Como isso foi possível?

O equívoco fundamental, a meu ver, foi a própria abordagem da questão da segurança por parte dos petistas, em sua maioria indivíduos egressos de meios intelectuais sem contato com o povo nas ruas. Foi dado ao fenômeno da criminalidade uma leitura de luta de classes, sob a óptica marxista - por conseguinte, reprimir os criminosos é reprimir o povo. A abordagem marxista não enxerga o indivíduo, apenas a classe social. Como tanto os marginais quanto os trabalhadores pertencem à classe dos proletários, então, julgam os petistas, eles são a mesma coisa, e devem merecer o mesmo favor. Isso vai diametralmente contra o enfoque que o povo das periferias tem a respeito de si próprio e dos marginais: a dicotomia Trabalhador X Vagabundo. Uma vez que habita as mesmas paragens que os marginais, o trabalhador fica indefeso contra eles, exceto se contar com as milícias. Natural que busque apoio em quem promete dureza no combate ao crime.
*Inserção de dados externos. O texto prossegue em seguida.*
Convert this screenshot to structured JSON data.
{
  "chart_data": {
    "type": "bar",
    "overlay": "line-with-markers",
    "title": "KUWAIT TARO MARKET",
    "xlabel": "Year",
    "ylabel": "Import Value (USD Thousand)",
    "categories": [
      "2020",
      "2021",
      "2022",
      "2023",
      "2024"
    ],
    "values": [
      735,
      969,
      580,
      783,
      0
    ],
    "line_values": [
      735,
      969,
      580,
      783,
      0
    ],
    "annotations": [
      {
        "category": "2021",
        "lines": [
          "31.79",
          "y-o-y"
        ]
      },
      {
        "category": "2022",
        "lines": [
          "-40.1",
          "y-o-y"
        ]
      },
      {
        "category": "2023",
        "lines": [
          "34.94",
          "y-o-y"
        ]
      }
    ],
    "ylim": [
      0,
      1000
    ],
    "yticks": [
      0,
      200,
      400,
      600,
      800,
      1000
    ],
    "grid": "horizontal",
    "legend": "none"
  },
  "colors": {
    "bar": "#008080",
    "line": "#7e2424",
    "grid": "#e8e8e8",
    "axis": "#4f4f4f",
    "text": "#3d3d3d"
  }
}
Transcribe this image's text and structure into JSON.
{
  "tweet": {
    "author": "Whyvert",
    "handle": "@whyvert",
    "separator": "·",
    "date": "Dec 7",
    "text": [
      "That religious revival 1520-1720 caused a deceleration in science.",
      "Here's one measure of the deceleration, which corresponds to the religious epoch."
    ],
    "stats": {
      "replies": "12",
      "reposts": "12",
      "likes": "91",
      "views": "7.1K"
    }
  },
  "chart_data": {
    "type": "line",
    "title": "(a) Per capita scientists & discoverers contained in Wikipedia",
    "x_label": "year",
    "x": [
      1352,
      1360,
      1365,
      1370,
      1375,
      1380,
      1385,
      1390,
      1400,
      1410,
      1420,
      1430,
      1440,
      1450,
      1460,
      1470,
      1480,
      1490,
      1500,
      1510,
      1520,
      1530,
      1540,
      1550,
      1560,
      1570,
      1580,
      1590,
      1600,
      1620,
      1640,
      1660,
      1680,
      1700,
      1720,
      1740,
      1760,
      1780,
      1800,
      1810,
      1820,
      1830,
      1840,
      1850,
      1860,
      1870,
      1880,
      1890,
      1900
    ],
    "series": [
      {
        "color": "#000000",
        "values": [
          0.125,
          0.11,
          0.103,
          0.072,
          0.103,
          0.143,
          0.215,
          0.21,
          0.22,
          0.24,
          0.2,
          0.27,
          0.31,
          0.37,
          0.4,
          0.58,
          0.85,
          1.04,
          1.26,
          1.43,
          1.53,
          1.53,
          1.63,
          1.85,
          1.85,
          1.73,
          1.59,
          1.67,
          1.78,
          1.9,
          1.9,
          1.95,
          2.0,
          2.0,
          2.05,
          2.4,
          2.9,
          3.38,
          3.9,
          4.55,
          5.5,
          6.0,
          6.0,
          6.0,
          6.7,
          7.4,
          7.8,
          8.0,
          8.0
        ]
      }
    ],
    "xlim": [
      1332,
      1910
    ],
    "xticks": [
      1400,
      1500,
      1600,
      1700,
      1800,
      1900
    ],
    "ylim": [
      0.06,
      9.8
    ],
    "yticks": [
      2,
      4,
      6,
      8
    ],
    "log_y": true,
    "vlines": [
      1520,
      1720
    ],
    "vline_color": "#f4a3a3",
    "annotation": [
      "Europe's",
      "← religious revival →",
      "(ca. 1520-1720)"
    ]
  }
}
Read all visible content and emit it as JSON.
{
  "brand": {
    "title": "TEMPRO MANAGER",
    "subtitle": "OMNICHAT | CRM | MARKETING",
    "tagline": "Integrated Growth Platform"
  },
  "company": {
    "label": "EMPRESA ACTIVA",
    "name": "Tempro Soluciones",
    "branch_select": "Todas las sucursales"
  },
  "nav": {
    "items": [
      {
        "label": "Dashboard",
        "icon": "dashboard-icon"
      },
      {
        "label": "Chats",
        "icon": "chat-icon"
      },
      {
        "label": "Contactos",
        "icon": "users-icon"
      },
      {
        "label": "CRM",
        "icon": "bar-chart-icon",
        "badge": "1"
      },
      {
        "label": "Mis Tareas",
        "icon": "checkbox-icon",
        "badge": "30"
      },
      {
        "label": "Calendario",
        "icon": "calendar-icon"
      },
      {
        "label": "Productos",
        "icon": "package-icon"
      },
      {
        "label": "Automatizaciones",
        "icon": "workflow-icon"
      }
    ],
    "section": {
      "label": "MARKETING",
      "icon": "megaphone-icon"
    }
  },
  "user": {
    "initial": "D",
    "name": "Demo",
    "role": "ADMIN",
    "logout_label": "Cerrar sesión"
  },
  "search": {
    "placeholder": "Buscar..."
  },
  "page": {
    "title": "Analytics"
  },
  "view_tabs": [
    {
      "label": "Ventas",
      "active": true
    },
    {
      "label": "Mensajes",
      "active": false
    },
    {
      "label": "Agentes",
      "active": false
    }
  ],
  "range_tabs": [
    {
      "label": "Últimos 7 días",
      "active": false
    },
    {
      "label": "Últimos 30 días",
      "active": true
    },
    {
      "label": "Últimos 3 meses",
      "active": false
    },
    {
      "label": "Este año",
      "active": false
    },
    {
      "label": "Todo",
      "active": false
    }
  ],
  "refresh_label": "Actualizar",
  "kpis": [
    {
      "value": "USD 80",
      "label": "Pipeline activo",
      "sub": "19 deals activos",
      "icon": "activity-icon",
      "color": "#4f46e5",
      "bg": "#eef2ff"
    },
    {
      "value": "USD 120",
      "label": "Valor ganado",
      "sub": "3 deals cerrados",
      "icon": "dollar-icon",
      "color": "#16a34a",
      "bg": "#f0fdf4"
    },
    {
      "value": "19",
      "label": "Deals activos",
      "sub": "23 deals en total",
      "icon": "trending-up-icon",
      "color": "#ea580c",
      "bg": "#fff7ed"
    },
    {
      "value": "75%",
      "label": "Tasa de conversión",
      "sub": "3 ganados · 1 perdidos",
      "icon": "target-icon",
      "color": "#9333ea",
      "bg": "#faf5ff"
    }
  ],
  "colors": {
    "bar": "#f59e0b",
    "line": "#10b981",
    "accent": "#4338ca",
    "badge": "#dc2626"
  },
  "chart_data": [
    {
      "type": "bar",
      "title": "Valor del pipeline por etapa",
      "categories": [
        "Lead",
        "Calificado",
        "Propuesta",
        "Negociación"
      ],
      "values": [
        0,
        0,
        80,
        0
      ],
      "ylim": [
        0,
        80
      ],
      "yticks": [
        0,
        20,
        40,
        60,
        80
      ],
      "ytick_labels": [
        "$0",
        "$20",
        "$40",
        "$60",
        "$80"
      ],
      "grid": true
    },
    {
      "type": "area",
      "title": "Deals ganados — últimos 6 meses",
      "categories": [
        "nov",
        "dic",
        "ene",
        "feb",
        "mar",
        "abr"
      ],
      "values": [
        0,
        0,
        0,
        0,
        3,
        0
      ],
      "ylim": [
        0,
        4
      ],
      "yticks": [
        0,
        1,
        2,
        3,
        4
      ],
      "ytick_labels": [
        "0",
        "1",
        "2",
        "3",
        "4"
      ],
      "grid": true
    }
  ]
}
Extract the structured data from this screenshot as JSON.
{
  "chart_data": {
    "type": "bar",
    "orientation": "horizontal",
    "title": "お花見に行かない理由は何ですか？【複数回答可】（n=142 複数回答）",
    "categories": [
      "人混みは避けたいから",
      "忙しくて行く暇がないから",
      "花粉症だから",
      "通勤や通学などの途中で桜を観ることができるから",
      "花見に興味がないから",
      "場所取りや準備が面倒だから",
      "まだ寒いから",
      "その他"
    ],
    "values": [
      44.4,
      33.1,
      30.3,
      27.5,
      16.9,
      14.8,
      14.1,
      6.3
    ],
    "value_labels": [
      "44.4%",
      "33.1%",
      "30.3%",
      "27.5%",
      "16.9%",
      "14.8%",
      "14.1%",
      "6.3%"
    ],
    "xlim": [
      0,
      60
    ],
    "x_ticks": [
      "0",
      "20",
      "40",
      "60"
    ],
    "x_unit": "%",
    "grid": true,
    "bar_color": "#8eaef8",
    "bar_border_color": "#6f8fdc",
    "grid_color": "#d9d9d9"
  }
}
Essa substituição dos trabalhadores pelos marginais, aqueles a quem Marx denominava o lúmpen-proletariado, na verdade vem desde o fim da luta armada, que não teve o apoio dos trabalhadores. O proletariado não ingressava na guerrilha, mas em contrapartida, as favelas cresciam. Daí que a esquerda foi buscar seu novo público entre esses lúmpens, aí entendidos não só como os marginais, mas como todo grupo de indivíduos desajustados e inconformistas. Isso escandalizou o povo das periferias, profundamente conservador, que correu para os pastores evangélicos e selou de vez o divórcio com o PT.

Frequentador que sou de forum´s da internet, chama-me a atenção, também, a resistência dos petistas em admitir seu equívoco. Isso se deve, a meu ver, ao DNA revolucionário do PT. O tópico foi debatido nesse artigo, também do Jornal GGN.

É certo que o PT nunca foi, formalmente, um partido revolucionário, como era o antigo pecebão. Mas foi constituído desde o princípio por elementos oriundos de movimentos revolucionários. O revolucionário não é igual ao político, eles não se vê como participante de um jogo onde pode ganhar ou perder, tampouco como porta-voz de demandas populares avulsas. Ele se vê como portador de uma verdade excelsa e definitiva, um sistema de ideias coerente e completo que deve substituir o que está aí, e iniciar uma nova etapa histórica onde será hegemônico - para ele não existe A ou B, mas Certo ou Errado. É a mesma atitude do pregador de uma nova religião. O profeta não pode admitir estar errado, ou perderá sua legitimidade.

E religião por religião, isso os pastores evangélicos sabem fazer melhor.